Class 20: Balanced Binary Search Trees

Most of the operations that we care about in a binary search tree have \(\mathcal{O(h)}\) complexity. The goal of a balanced binary search tree is to keep \(h = \mathcal{O}(\log{n})\).

I'll start with two approaches for perfectly balancing any BST. Just to be clear my goal is to go from something like this:

To something like this:

Approach 1: Use an array

Pretty simple idea. Put the data into an array, sort it, and make the middle element the root of a new BST (recurse to make the root of the left and right childten).

Trace Task 1: Take the above unbalanced BST. Write down the numbers in order. Sketch the balanced BST which is mild from this middle-root idea.

Complexity Task 2: Given a bad BST what is the worst case complexity of this approach? What happens when you add new elements? How much space/memory does this approach take?

Approach 2: Rotations

This is a neat idea (which is the heart of today's lecture) for shifting the balance of power at a node. We can use a rotation to preserve the Binary Search Tree property but shift (in constant time) some height from the left subtree to the right subtree at a node.

So the image we just analyzed is a right rotation at the node Par. It is basically a swap that preserves the Binary Search Tree Property.

The mechanics of it are that the grandparent will have it's right child point to the child node. The child node will have its right child become the parent node. And the parent will have it's left child become the child's right child.

This next task let us watch a rotation take place.

Visual Task 4: Use Visualgo (embedded or link). Click "AVL" at the top of the screen (more on what that means later). Clear the tree. Insert 10, 5, 30, 20, 35, 1, 15, 25 at high speed. Then slow it down or pause and insert 14. This will let you watch a rotation at node 30.

The DSW balancing algorithm: given an unbalanced BST first make a backbone. Here is how: create a temp pointer to the root. Until you are pointing at null check if there is a left child under your pointer rotate right and move "up" else move to the right child.

Trace Task 5: At which nodes (and in what order) were there right rotations to create this backbone?

Now we can walk down the backbone making left rotations at every other node (stopping and restarting when the math tells us to) and we'll have a perfect binary search tree.

The official rule is to figure out how many "extra elements" beyond perfect you'll have and do that many to start.
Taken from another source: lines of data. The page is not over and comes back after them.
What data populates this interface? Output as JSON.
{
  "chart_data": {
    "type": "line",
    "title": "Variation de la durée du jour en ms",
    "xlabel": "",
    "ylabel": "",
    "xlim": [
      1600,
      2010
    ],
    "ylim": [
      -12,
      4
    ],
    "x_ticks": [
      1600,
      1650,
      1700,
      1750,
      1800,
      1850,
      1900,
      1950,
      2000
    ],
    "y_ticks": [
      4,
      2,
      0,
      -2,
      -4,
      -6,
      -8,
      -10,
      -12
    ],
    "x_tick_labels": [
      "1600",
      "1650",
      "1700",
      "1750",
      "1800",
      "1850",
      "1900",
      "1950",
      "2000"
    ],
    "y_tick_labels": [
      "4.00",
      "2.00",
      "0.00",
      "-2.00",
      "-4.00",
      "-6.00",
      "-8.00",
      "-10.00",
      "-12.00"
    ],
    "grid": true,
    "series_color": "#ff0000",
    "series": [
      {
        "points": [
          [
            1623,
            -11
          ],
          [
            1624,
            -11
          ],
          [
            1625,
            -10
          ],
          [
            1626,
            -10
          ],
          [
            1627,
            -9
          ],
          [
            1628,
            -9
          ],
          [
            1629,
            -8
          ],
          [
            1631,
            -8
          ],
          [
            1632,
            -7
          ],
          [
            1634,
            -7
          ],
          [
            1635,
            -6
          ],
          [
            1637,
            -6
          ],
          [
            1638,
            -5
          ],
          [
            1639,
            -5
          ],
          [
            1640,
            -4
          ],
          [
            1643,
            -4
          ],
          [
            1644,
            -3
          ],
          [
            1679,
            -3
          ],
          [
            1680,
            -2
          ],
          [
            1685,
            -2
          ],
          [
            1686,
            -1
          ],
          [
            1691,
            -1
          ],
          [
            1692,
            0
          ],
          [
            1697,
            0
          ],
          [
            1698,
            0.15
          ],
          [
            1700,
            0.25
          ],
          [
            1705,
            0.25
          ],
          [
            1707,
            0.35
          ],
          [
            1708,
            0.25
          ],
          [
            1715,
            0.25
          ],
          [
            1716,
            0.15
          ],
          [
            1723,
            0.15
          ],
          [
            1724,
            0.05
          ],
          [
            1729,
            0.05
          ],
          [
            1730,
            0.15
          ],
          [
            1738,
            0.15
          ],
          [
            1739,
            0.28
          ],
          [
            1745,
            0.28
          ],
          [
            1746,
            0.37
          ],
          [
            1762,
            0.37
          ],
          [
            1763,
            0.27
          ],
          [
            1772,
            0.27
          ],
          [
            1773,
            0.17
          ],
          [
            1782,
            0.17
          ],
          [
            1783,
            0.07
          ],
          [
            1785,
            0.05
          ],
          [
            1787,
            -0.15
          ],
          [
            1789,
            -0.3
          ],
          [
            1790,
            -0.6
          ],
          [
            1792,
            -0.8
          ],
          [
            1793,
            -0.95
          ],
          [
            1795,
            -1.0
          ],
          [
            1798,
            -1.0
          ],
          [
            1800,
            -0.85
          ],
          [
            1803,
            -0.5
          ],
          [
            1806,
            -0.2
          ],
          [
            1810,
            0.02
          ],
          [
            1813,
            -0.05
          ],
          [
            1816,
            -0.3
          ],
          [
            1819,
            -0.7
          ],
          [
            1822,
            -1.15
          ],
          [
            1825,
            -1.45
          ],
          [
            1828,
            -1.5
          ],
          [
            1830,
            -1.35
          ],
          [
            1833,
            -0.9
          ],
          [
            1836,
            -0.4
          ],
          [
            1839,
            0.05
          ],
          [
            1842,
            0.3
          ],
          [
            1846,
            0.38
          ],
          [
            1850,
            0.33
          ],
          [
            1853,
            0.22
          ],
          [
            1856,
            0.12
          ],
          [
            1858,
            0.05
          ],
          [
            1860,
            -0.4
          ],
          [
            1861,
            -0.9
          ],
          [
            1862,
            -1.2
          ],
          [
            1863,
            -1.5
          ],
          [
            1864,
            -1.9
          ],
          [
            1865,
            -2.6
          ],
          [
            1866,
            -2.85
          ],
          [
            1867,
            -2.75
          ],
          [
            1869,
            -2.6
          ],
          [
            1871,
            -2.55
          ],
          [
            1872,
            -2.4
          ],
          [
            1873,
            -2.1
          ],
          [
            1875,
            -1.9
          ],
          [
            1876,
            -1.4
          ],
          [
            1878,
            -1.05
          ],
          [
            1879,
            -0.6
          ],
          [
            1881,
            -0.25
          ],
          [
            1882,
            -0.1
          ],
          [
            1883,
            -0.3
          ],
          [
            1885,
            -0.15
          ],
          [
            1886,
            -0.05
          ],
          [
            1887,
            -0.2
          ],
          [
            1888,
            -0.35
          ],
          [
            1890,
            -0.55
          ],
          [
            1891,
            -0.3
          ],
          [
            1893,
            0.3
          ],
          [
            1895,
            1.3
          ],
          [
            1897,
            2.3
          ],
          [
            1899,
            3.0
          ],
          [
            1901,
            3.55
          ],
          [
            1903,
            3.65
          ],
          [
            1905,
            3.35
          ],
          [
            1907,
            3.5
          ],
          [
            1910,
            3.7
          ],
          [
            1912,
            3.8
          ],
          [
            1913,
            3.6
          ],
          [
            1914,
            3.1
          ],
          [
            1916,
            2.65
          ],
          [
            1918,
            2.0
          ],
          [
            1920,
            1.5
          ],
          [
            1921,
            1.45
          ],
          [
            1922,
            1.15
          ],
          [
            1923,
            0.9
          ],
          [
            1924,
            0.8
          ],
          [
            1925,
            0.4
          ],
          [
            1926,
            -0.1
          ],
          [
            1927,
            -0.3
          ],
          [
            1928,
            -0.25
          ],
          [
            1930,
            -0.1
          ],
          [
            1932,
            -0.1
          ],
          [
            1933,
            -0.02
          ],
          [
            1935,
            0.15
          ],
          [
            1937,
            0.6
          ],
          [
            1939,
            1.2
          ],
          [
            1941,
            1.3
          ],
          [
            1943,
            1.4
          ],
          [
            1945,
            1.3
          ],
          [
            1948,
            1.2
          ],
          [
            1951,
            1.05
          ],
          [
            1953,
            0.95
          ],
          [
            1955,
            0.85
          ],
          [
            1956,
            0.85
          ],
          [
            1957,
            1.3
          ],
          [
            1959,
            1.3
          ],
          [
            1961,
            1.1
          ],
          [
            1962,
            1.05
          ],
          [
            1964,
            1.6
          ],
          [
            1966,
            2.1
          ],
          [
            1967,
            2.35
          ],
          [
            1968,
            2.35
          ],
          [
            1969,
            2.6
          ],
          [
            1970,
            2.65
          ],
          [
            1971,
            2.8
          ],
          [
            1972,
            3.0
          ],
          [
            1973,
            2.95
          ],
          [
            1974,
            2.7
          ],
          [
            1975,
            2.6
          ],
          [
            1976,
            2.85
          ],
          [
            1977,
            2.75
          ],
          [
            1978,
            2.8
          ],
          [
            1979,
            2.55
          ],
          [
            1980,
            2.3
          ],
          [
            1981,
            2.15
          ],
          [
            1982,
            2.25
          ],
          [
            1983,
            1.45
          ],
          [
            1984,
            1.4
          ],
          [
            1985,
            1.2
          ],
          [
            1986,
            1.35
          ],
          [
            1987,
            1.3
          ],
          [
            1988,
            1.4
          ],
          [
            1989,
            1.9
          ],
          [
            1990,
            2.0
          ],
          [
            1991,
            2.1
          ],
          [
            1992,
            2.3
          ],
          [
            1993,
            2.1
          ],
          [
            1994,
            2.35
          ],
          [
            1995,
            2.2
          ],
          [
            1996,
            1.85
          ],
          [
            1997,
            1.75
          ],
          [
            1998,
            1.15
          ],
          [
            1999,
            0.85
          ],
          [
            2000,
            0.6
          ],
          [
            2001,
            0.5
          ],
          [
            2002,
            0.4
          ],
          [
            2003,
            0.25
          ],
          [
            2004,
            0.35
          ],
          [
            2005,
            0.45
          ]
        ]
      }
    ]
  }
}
Then do one for each layer of your perfect tree and half the number each iteration.

Here is my impementation of rotate_right, it is a method called on a node, and it returns its replacement.

Coding Warm-Up Task 6: Implement rotate_left()

Backbone Task 7: Now Implement a make_backbone() method on a node which uses right rotation to flatten the tree (return the replacement node).

AVL Trees

Many of our data structures are property-based. That is, we take a normal construct like an array or linked-list then toss in a defining characteristic that we want. That constraint dictates how we do the standard actions (insert, remove, find).

An AVL tree is no different, the magic property to work with is: the height of the left and right subtree cannot differ by more than 1.

To see that this property is enough to give us a balanced BST think about the following:

The fewest number of nodes that a height \(h\) AVL tree can have (\(n_h\)) is at least \(n_{h-1} + n_{h-2} + 1\). (By the way this is also called the Leonardo sequence.)

Conceptual Task 8: How fast does the fibonacci sequence grow asymptotically? Is the size of \(n_h\) larger or smaller than the \(h\)th Fibonacci number?

So just like the other property-preserving data structures an AVL tree needs to have a special insert and a special remove to maintain its nearly equal height child policy.

In our case we can do the normal BST insertion/removal followed by a rebalancing at any place which has a 2 or -2 (it can't be worse than that).

For rebalancing there are four cases to deal with (conceptually two) I lean left and my child leans left (LL), I lean left and my child leans rigth (LR). (The other two are RR, RL.)